Złote rady szkoleniowców – słyszeli o nich niemal wszyscy. Bitcoin co najmniej po 100 000 USD. Amerykański dolar co najmniej 6 PLN. Co jeszcze wymyślili wróżbici i wichrzyciele? Odszukaliśmy ich archiwalne 'rekomendacje’. W drugiej części artykułu zapraszamy Czytelników do części bonusowej i wytypowanego przez nas do dzisiejszej publikacji 'eksperta w Trabancie’. Postanowiliśmy wymienić najbardziej żenujące wstawki i nietrafione cytaty zebrane z kilku wywiadów i źrodeł. Zaczynajmy!

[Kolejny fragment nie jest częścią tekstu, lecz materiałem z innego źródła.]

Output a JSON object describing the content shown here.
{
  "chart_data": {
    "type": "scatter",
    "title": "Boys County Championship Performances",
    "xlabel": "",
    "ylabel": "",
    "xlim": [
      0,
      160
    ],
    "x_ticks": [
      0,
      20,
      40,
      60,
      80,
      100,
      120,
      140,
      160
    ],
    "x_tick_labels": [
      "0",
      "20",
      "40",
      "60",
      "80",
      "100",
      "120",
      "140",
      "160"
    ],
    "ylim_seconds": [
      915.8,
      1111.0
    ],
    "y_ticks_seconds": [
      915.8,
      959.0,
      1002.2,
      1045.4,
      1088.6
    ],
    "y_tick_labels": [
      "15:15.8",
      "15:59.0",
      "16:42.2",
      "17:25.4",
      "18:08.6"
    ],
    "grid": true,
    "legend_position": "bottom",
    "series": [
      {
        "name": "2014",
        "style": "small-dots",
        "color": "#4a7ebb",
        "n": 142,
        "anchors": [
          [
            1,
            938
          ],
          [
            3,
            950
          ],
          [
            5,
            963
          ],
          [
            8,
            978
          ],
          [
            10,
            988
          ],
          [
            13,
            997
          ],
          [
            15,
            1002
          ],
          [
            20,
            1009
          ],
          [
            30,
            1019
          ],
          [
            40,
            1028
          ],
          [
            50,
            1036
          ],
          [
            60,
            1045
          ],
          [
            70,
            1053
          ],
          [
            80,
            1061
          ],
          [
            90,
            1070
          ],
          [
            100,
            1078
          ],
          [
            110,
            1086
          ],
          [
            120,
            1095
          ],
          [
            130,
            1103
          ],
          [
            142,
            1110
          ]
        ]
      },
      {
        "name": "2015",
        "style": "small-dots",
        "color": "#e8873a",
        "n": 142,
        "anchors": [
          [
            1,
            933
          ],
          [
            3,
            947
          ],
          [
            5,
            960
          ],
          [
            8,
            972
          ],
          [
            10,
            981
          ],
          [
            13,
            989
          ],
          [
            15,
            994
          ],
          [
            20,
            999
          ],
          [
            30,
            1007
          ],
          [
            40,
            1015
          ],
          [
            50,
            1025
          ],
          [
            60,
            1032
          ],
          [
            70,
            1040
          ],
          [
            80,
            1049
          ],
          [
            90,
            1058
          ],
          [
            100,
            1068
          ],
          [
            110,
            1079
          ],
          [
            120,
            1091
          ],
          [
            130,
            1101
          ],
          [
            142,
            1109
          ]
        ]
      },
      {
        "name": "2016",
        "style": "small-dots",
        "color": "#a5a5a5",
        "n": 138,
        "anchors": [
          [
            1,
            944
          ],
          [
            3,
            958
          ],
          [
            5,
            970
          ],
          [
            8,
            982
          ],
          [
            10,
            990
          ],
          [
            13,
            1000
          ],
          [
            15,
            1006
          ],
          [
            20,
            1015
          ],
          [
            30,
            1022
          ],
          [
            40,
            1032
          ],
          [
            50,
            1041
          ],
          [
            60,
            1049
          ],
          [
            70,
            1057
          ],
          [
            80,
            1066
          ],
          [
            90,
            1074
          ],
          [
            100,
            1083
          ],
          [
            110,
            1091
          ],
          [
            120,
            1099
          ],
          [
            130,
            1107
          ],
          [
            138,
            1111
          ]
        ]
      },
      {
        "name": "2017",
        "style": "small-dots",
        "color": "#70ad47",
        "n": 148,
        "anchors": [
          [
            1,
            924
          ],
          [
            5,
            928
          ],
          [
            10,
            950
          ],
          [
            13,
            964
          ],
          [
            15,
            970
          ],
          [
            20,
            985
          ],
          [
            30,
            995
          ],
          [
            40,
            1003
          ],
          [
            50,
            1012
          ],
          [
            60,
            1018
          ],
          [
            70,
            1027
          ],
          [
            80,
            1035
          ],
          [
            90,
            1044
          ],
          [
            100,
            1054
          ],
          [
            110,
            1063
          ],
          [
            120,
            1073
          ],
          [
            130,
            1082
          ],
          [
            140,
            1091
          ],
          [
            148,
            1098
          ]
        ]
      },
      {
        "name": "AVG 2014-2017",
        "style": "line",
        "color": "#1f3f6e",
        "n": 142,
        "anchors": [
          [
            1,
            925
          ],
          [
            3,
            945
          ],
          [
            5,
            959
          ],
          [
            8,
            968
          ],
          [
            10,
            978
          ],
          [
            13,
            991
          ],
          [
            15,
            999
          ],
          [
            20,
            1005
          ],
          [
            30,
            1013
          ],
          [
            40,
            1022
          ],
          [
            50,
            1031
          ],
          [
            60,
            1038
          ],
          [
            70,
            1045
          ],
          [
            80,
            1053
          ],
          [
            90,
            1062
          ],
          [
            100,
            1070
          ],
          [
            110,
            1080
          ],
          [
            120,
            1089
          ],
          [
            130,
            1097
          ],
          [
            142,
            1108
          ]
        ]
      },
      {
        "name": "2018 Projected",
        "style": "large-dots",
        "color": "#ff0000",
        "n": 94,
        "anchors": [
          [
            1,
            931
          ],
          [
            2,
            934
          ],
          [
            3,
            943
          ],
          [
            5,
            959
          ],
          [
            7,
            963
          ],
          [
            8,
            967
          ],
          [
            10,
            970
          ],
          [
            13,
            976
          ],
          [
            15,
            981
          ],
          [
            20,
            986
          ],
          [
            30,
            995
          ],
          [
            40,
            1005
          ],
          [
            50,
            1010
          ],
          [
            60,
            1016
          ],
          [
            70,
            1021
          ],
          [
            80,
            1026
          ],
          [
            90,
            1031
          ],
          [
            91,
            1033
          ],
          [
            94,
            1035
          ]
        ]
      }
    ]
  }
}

Tania chińszczyzna i dolar po 6 PLN
Tak, Cezary Graf jest zdecydowanie jednym z 'tytanów’ pod względem rekomendacji. Dolar miał osiągnąć 6 PLN i co prawda wspiął się na historyczne szczyty ale znów bliżej mu do 4 PLN niż do 5 PLN! Nadal nie widać też katalizatora, który mógłby go wzmocnić. Cykl Fed powoli zbliża się do końca, a recesja w USA prawdopodobnie nie będzie czynnikiem pro-dolarowym. Niektóre 'tanie akcje chińskie spadły od czasu rekomendacji majątkowej Grafa o przeszło 70% i mimo blisko 30% odbicia na chińskiej giełdzie od początku roku, nadal toną w stratach. Cezary Graf nazwał gotówkę 'talonem dla biednych’. W tym samym czasie, gdy polecane przez Cezarego spółki notowały potężne spadki – gotówka znacznie lepiej sprawdziłaby się jako przechowujące wartość w czasie 'safe haven’ niż 'apetyczne Chiny’. Nie czujecie się skuszeni płatnymi, zamkniętymi webinarami na Placu Trzech Krzyży? My również nie.
Od czasu gdy Cezary Graf zamieścił tą prognozę (październik 2020), Nasdaq zakończył rajd do końca 2021 roku ale na poziomie… 16 000 pkt. Prognoza okazała się znakomitym antywskaźnikiem tego, co zrobił rynek. Za taki zbiór aforyzmów i złotych myśli ludzie płacili kilka czy kilkanaście tysięcy złotych. Jednego Grafowi nie można odmówić – do każdej swojej teorii potrafi dorobić scenariusz podszyty pozornie logicznie brzmiącą ideą i analizą. Na skuteczność przekłada się to zazwyczaj marnie. Dodatkowo Jego ruchy na rynku nie są także możliwe do weryfikacji.
Gotówka jest zła!
Złote myśli Phila Koniecznego – te również były, choć jego komentarze są najczęściej bardziej stonowane.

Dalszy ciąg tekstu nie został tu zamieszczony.